Inside an AI agency post-mortem: what we learned shipping 12 production agents in 2025

Inside an AI agency post-mortem: what we learned shipping 12 production agents in 2025

The lessons from a year of shipping production agents are not the ones the trade press covered. Vendor announcements, model leaderboards, and benchmark wars dominated 2025 AI media. The actual operating lessons; the ones that determine whether an agent survives its first month in production; were quieter, more structural, and rarely written down in public. This is a structured retrospective on the SFAI-style “12-agent year”; the pattern of work that a forward-deployed AI agency runs across roughly a dozen production agents shipped in a calendar year. The framing is illustrative; the lessons are what we saw.

Seven lessons emerged with enough force across the year that we have encoded each into our standard contract template, our default architecture, and our internal training. None of the seven is a prompt-engineering tip. Many seven are structural choices that determined whether the agent was still alive in month three. If your agency has shipped production agents in the last 18 months and these lessons do not match yours, the divergence is itself worth writing down. If you are about to ship your first, this list is the checklist we wish someone had handed us in early 2025.

The frame for this retrospective is the AI agency manifesto; the stance that an AI dev partner in 2026 is forward-deployed, eval-disciplined, and accountable for production behavior, not a slide-driven consulting firm with a chatbot demo. Each of the seven lessons below is consistent with that stance and was earned across 2025 in ways that, at the time, felt like surprises rather than principles.

Decision Scope

This article is an editorial decision framework, not legal, financial, security, or accounting advice. Treat numeric examples as illustrative planning heuristics unless a source is cited, then validate the assumptions against your own contracts, data, controls, and budget model before acting.

Lesson 1: eval-pre-architecture wins

Failure shape. Multiple engagements in early 2025 followed the historical pattern: design the architecture, ship the prototype, then “add evals” in week 4 or 5. Without exception, the eval-late projects produced systems whose architecture was wrong for the eval that emerged once the team finally wrote one down. The failure was not “bad architecture”; the failure was “architecture optimized for the wrong objective.” A retrieval system tuned for recall when the eval cared about precision. A multi-agent system tuned for parallelism when the eval cared about cost-per-turn. The team rewrote significant portions in week 6.

Lesson. Write the eval suite first; at minimum a written rubric, ideally 20–50 ground-truth cases; before any architectural commitment. The eval is the spec; the architecture is the implementation of the spec. Reversing the order produces an implementation of an unspecified spec, which is the technical definition of guesswork.

Contract clause to encode. “The first deliverable, due no later than day 5 of the engagement, is an eval rubric and a baseline suite of at least 20 ground-truth cases. Architectural decisions made before this deliverable are advisory; architectural decisions after are binding.”

Lesson 2: cost-cap is product feature, not infrastructure detail

Failure shape. A handful of agents shipped in 2025 hit cost-per-call numbers 3–8x higher than the implicit business model could absorb, and the failure was discovered only when the customer’s CFO ran the math. The team had been treating cost as an infrastructure concern; “we can optimize later”; when in fact cost-per-call was a product constraint binding tighter than latency or accuracy. The agent worked. It just could not survive the unit economics.
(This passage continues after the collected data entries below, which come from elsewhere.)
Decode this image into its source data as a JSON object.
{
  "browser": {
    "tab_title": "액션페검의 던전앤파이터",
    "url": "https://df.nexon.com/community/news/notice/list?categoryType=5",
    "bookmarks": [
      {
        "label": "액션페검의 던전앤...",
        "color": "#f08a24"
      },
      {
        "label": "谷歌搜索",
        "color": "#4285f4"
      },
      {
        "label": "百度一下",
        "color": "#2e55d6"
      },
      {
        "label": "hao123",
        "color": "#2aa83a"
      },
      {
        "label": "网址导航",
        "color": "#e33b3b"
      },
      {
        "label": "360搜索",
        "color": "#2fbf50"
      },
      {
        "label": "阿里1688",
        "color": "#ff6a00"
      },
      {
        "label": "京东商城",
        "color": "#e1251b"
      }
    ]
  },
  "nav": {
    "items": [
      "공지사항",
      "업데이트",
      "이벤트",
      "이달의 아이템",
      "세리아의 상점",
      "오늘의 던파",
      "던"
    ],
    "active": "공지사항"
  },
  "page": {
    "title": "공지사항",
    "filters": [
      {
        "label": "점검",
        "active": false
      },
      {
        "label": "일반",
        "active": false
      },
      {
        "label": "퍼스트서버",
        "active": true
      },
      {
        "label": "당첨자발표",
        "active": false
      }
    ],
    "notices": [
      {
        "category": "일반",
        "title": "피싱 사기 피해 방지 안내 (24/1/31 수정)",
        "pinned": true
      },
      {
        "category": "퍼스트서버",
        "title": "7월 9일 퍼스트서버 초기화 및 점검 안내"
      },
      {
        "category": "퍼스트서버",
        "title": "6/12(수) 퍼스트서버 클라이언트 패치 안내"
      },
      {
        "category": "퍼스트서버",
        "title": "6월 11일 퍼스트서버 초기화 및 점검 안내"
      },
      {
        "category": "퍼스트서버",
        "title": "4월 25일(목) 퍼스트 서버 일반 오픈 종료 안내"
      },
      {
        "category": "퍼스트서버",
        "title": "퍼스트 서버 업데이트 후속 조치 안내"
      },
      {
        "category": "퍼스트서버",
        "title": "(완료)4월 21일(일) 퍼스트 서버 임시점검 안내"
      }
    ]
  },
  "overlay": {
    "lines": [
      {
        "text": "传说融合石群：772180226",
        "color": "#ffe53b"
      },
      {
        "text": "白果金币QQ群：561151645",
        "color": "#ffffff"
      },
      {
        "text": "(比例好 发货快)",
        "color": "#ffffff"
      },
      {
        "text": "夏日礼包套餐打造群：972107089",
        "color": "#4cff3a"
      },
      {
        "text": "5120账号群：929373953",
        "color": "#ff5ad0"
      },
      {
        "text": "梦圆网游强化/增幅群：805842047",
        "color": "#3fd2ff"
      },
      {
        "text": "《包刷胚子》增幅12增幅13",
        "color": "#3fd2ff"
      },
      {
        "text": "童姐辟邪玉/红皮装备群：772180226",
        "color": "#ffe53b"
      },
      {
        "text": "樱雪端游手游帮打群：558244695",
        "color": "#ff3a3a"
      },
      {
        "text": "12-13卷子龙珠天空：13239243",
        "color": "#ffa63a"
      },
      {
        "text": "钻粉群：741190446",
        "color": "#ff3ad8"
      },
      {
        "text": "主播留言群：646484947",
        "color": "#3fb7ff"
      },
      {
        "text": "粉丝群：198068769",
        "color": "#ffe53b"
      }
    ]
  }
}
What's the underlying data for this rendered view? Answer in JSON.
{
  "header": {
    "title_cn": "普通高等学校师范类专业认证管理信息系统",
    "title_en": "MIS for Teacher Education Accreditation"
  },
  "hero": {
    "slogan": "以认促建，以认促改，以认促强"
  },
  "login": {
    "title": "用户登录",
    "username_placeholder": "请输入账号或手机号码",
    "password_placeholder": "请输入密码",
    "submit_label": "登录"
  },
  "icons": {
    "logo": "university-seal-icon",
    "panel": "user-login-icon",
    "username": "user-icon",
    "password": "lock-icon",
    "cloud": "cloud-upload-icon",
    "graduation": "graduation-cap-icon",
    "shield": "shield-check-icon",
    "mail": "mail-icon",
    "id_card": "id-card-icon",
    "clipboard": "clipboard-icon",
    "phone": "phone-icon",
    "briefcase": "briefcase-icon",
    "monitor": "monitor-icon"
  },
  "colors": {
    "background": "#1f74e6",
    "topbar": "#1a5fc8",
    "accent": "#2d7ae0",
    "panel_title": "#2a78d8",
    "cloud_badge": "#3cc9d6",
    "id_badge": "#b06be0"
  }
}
Lesson. The cost ceiling is a first-class product requirement, named in the engagement charter alongside the accuracy threshold. Most architecture decision is evaluated against the cost ceiling on the same footing as accuracy. A model upgrade that improves accuracy by 4% and increases cost-per-call by 60% is a regression, not an upgrade, until the unit economics are renegotiated.

Contract clause to encode. “The engagement charter names a cost-per-call ceiling that is binding on architectural decisions. Any change that breaches the ceiling requires a written addendum signed by the client product owner.”

Lesson 3: trace-first debugging is non-negotiable

Failure shape. Several engagements ran into incidents in the first month of production where the agent produced a wrong output and no one; neither the agency nor the client; could explain why. The team had logged inputs and outputs but not the intermediate state: which tools were called, what the tool returned, what context was retrieved, which model decision led to which next-step. Debugging then required re-running the agent with debug flags, hoping the failure was reproducible, and explaining to the client why “we’re investigating” had to last 48 hours.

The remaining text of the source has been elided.